We sat there a minute or two in silence. It was late afternoon, warm enough that I could feel the sunlight on my right arm. The wind rustled palm trees next door and I could smell cut grass and flowers.
"Something to think about," Hudson said, and opened his door.
The inside of his house is open and low, Navajo rugs on flagstone floors, rough plaster walls, lots of plants. There are skylights in the roof and shelves full of stacked-up magazines. There's a wicker couch and one other chair, a coffee table, and lots of space to maneuver around them.
Hudson pointed me toward the couch and wheeled off into the kitchen. He brought back two bottles of beer and drank his off in one long swallow. Then he sighed, eyes closed, head leaning back. It looked like he and I would get along.
I said, "What would people really want?"
"What sort of thing would be worth a hundred dollars a shot?"
"Well, that's the question, isn't it? There's Beatle boots out there now, those Ultra Rare Trax? So the Beatles might not be the best place to start. There's a million lost albums that collectors have talked about for years. The second Derek and the Dominoes, Smile, the Bob Dylan and Johnny Cash album. There's the Buffalo Springfield's Stampede. Lee Perry was supposed to do a Wailers album for Island in the mid-seventies...I need to think about this."
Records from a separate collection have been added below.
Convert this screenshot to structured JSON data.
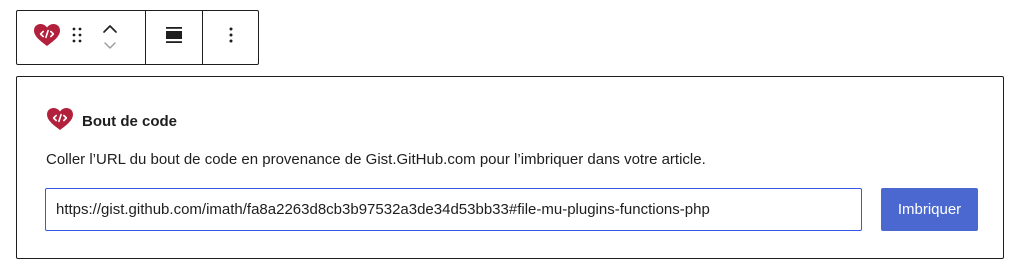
{
  "colors": {
    "accent": "#3858e9",
    "button_bg": "#4a68d0",
    "gist_icon": "#b2203b",
    "border": "#1e1e1e",
    "chevron_disabled": "#9a9a9a"
  },
  "toolbar": {
    "block_type_icon": "gist-heart-code-icon",
    "drag_icon": "drag-handle-icon",
    "move_up_icon": "chevron-up-icon",
    "move_down_icon": "chevron-down-icon",
    "align_icon": "align-wide-icon",
    "more_icon": "more-vertical-icon"
  },
  "placeholder": {
    "icon": "gist-heart-code-icon",
    "title": "Bout de code",
    "instructions": "Coller l’URL du bout de code en provenance de Gist.GitHub.com pour l’imbriquer dans votre article.",
    "url_value": "https://gist.github.com/imath/fa8a2263d8cb3b97532a3de34d53bb33#file-mu-plugins-functions-php",
    "embed_label": "Imbriquer"
  }
}
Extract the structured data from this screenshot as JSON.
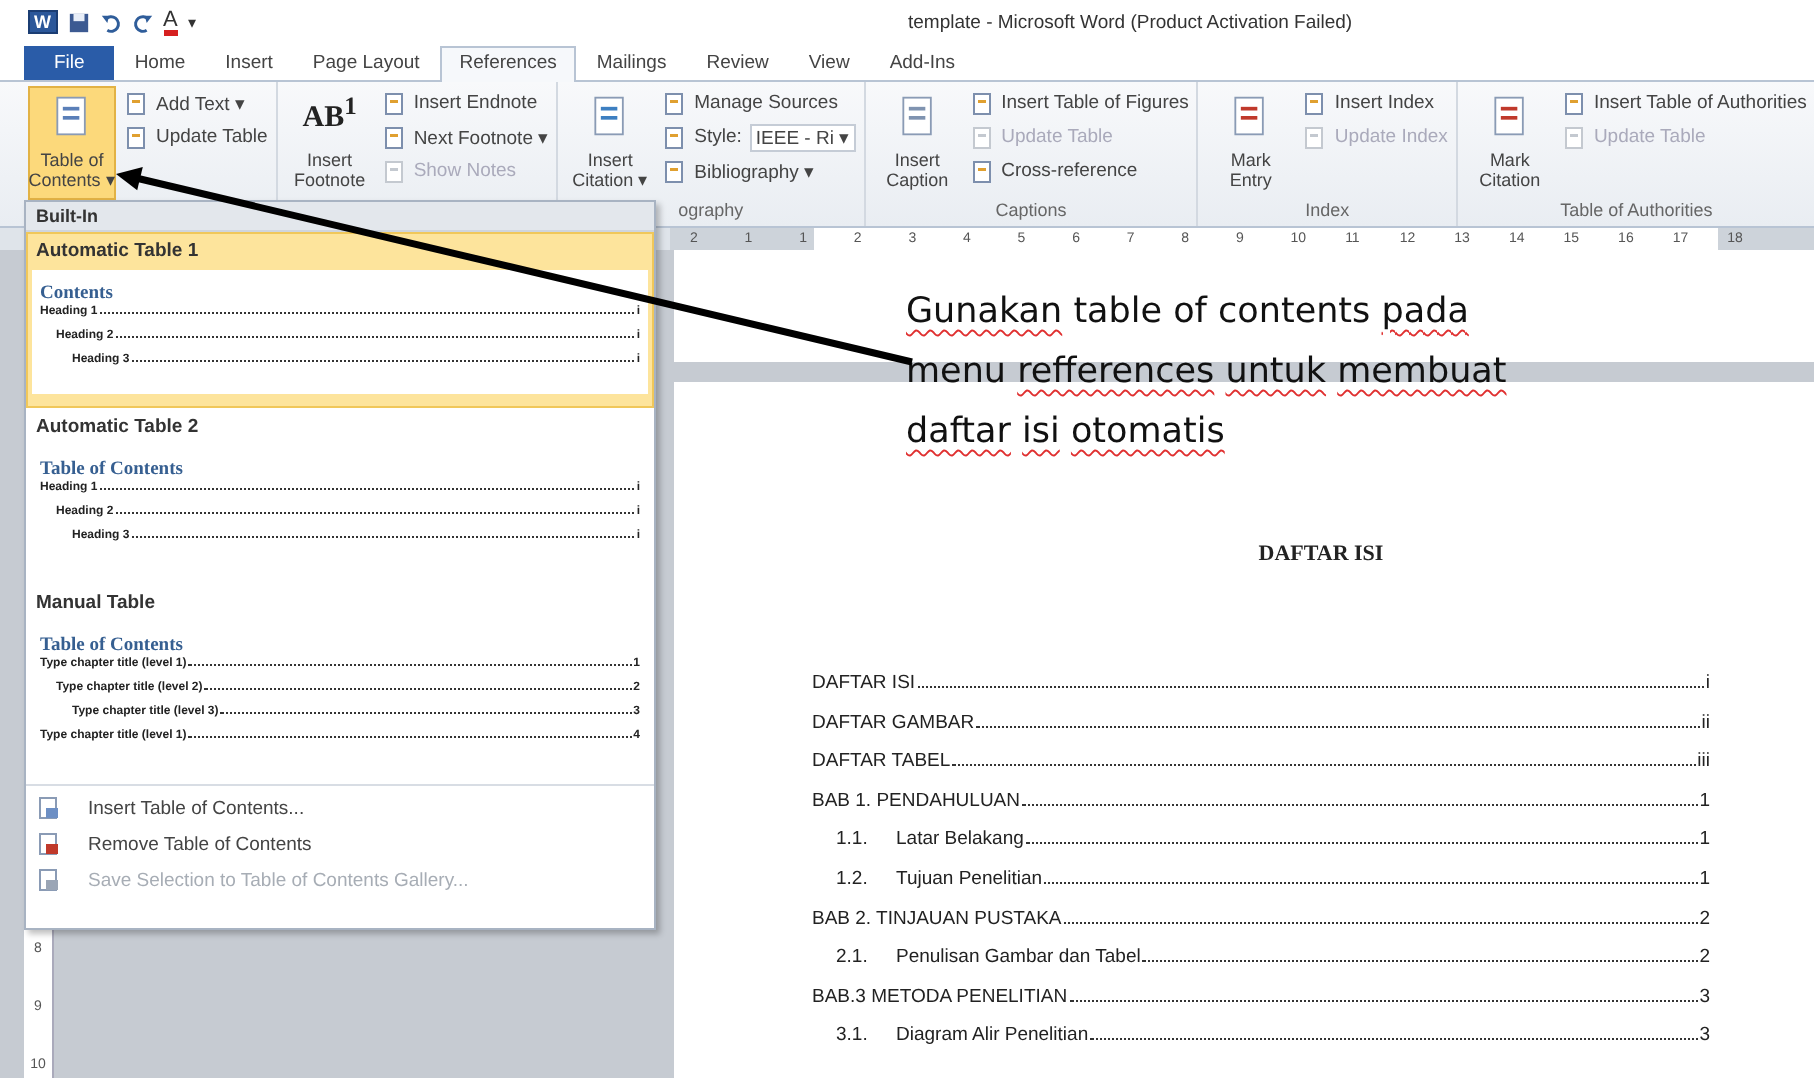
{
  "window": {
    "title": "template  -  Microsoft Word (Product Activation Failed)"
  },
  "quick_access": {
    "logo": "W",
    "font_color_glyph": "A",
    "more": "▾"
  },
  "tabs": [
    {
      "label": "File",
      "kind": "file",
      "selected": false
    },
    {
      "label": "Home",
      "kind": "tab",
      "selected": false
    },
    {
      "label": "Insert",
      "kind": "tab",
      "selected": false
    },
    {
      "label": "Page Layout",
      "kind": "tab",
      "selected": false
    },
    {
      "label": "References",
      "kind": "tab",
      "selected": true
    },
    {
      "label": "Mailings",
      "kind": "tab",
      "selected": false
    },
    {
      "label": "Review",
      "kind": "tab",
      "selected": false
    },
    {
      "label": "View",
      "kind": "tab",
      "selected": false
    },
    {
      "label": "Add-Ins",
      "kind": "tab",
      "selected": false
    }
  ],
  "ribbon": {
    "groups": [
      {
        "large": {
          "lines": [
            "Table of",
            "Contents ▾"
          ],
          "kind": "document",
          "selected": true
        },
        "small": [
          {
            "kind": "button",
            "label": "Add Text ▾",
            "disabled": false
          },
          {
            "kind": "button",
            "label": "Update Table",
            "disabled": false
          }
        ]
      },
      {
        "large": {
          "lines": [
            "Insert",
            "Footnote"
          ],
          "kind": "glyph",
          "glyph": "AB$^{1}$",
          "selected": false
        },
        "small": [
          {
            "kind": "button",
            "label": "Insert Endnote",
            "disabled": false
          },
          {
            "kind": "button",
            "label": "Next Footnote ▾",
            "disabled": false
          },
          {
            "kind": "button",
            "label": "Show Notes",
            "disabled": true
          }
        ]
      },
      {
        "label": "ography",
        "large": {
          "lines": [
            "Insert",
            "Citation ▾"
          ],
          "kind": "document",
          "selected": false
        },
        "small": [
          {
            "kind": "button",
            "label": "Manage Sources",
            "disabled": false
          },
          {
            "kind": "combo",
            "label": "Style:",
            "value": "IEEE - Ri ▾",
            "disabled": false
          },
          {
            "kind": "button",
            "label": "Bibliography ▾",
            "disabled": false
          }
        ]
      },
      {
        "label": "Captions",
        "large": {
          "lines": [
            "Insert",
            "Caption"
          ],
          "kind": "document",
          "selected": false
        },
        "small": [
          {
            "kind": "button",
            "label": "Insert Table of Figures",
            "disabled": false
          },
          {
            "kind": "button",
            "label": "Update Table",
            "disabled": true
          },
          {
            "kind": "button",
            "label": "Cross-reference",
            "disabled": false
          }
        ]
      },
      {
        "label": "Index",
        "large": {
          "lines": [
            "Mark",
            "Entry"
          ],
          "kind": "marker",
          "selected": false
        },
        "small": [
          {
            "kind": "button",
            "label": "Insert Index",
            "disabled": false
          },
          {
            "kind": "button",
            "label": "Update Index",
            "disabled": true
          }
        ]
      },
      {
        "label": "Table of Authorities",
        "large": {
          "lines": [
            "Mark",
            "Citation"
          ],
          "kind": "marker",
          "selected": false
        },
        "small": [
          {
            "kind": "button",
            "label": "Insert Table of Authorities",
            "disabled": false
          },
          {
            "kind": "button",
            "label": "Update Table",
            "disabled": true
          }
        ]
      }
    ]
  },
  "dropdown": {
    "header": "Built-In",
    "sections": [
      {
        "title": "Automatic Table 1",
        "selected": true,
        "preview": {
          "heading": "Contents",
          "entries": [
            {
              "text": "Heading 1",
              "page": "i",
              "children": [
                {
                  "text": "Heading 2",
                  "page": "i",
                  "children": [
                    {
                      "text": "Heading 3",
                      "page": "i"
                    }
                  ]
                }
              ]
            }
          ]
        }
      },
      {
        "title": "Automatic Table 2",
        "selected": false,
        "preview": {
          "heading": "Table of Contents",
          "entries": [
            {
              "text": "Heading 1",
              "page": "i",
              "children": [
                {
                  "text": "Heading 2",
                  "page": "i",
                  "children": [
                    {
                      "text": "Heading 3",
                      "page": "i"
                    }
                  ]
                }
              ]
            }
          ]
        }
      },
      {
        "title": "Manual Table",
        "selected": false,
        "preview": {
          "heading": "Table of Contents",
          "entries": [
            {
              "text": "Type chapter title (level 1)",
              "page": "1",
              "children": [
                {
                  "text": "Type chapter title (level 2)",
                  "page": "2",
                  "children": [
                    {
                      "text": "Type chapter title (level 3)",
                      "page": "3"
                    }
                  ]
                }
              ]
            },
            {
              "text": "Type chapter title (level 1)",
              "page": "4"
            }
          ]
        }
      }
    ],
    "actions": [
      {
        "label": "Insert Table of Contents...",
        "disabled": false
      },
      {
        "label": "Remove Table of Contents",
        "disabled": false
      },
      {
        "label": "Save Selection to Table of Contents Gallery...",
        "disabled": true
      }
    ]
  },
  "ruler": {
    "labels": [
      "2",
      "1",
      "1",
      "2",
      "3",
      "4",
      "5",
      "6",
      "7",
      "8",
      "9",
      "10",
      "11",
      "12",
      "13",
      "14",
      "15",
      "16",
      "17",
      "18"
    ]
  },
  "vertical_ruler": {
    "labels": [
      "8",
      "9",
      "10"
    ]
  },
  "callout": {
    "words": [
      {
        "text": "Gunakan",
        "misspelled": true
      },
      {
        "text": "table",
        "misspelled": false
      },
      {
        "text": "of",
        "misspelled": false
      },
      {
        "text": "contents",
        "misspelled": false
      },
      {
        "text": "pada",
        "misspelled": true
      },
      {
        "text": "menu",
        "misspelled": false
      },
      {
        "text": "refferences",
        "misspelled": true
      },
      {
        "text": "untuk",
        "misspelled": true
      },
      {
        "text": "membuat",
        "misspelled": true
      },
      {
        "text": "daftar",
        "misspelled": true
      },
      {
        "text": "isi",
        "misspelled": true
      },
      {
        "text": "otomatis",
        "misspelled": true
      }
    ]
  },
  "document": {
    "heading": "DAFTAR ISI",
    "toc": [
      {
        "text": "DAFTAR ISI",
        "page": "i"
      },
      {
        "text": "DAFTAR GAMBAR",
        "page": "ii"
      },
      {
        "text": "DAFTAR TABEL",
        "page": "iii"
      },
      {
        "text": "BAB 1. PENDAHULUAN",
        "page": "1",
        "children": [
          {
            "number": "1.1.",
            "text": "Latar Belakang",
            "page": "1"
          },
          {
            "number": "1.2.",
            "text": "Tujuan Penelitian",
            "page": "1"
          }
        ]
      },
      {
        "text": "BAB 2. TINJAUAN PUSTAKA",
        "page": "2",
        "children": [
          {
            "number": "2.1.",
            "text": "Penulisan Gambar dan Tabel",
            "page": "2"
          }
        ]
      },
      {
        "text": "BAB.3 METODA PENELITIAN",
        "page": "3",
        "children": [
          {
            "number": "3.1.",
            "text": "Diagram Alir Penelitian",
            "page": "3"
          }
        ]
      }
    ]
  }
}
"While you're thinking, is there a phone I could use?"
He pointed. "In the hall there. Just dial 1 for long distance."
"I've got a card..."
"Hey. You're in music business now. You're tax deductible. Get used to it."
Elizabeth was home. She sounded tired. "I'm okay," she said. "I miss you. The house is all empty and echoing. Dude keeps walking around crying. Hey, Dude, c'mere, it's your Dad on the phone."
"It looks like I'm going to be out here another day or two."
"I played the tape for this record guy and it really shook him up."
"The one you played for me?"
There was a long silence. I could hear her think about asking again where the tape came from, hear her decide she didn't want to know. "Where are you staying?" she finally said.
I gave her the number of the motel.
"Is it nice?"
"It's seedy, but seedy in a nice kind of way."
"I love you," Elizabeth said. "I wish you were here."
"I love you too. I'll call you tomorrow."
After I put the phone down I stood in the hallway for a minute. When I'm actually in Austin she can't say the things she does on the phone, the simple intimacies, the unforced affection. It leaves me hung up in this never-never land, wanting to be home in a place that doesn't really exist.
I went back into the living room. Graham Hudson had a big smile all over his face. "The Doors," he said. "Celebration of the Lizard."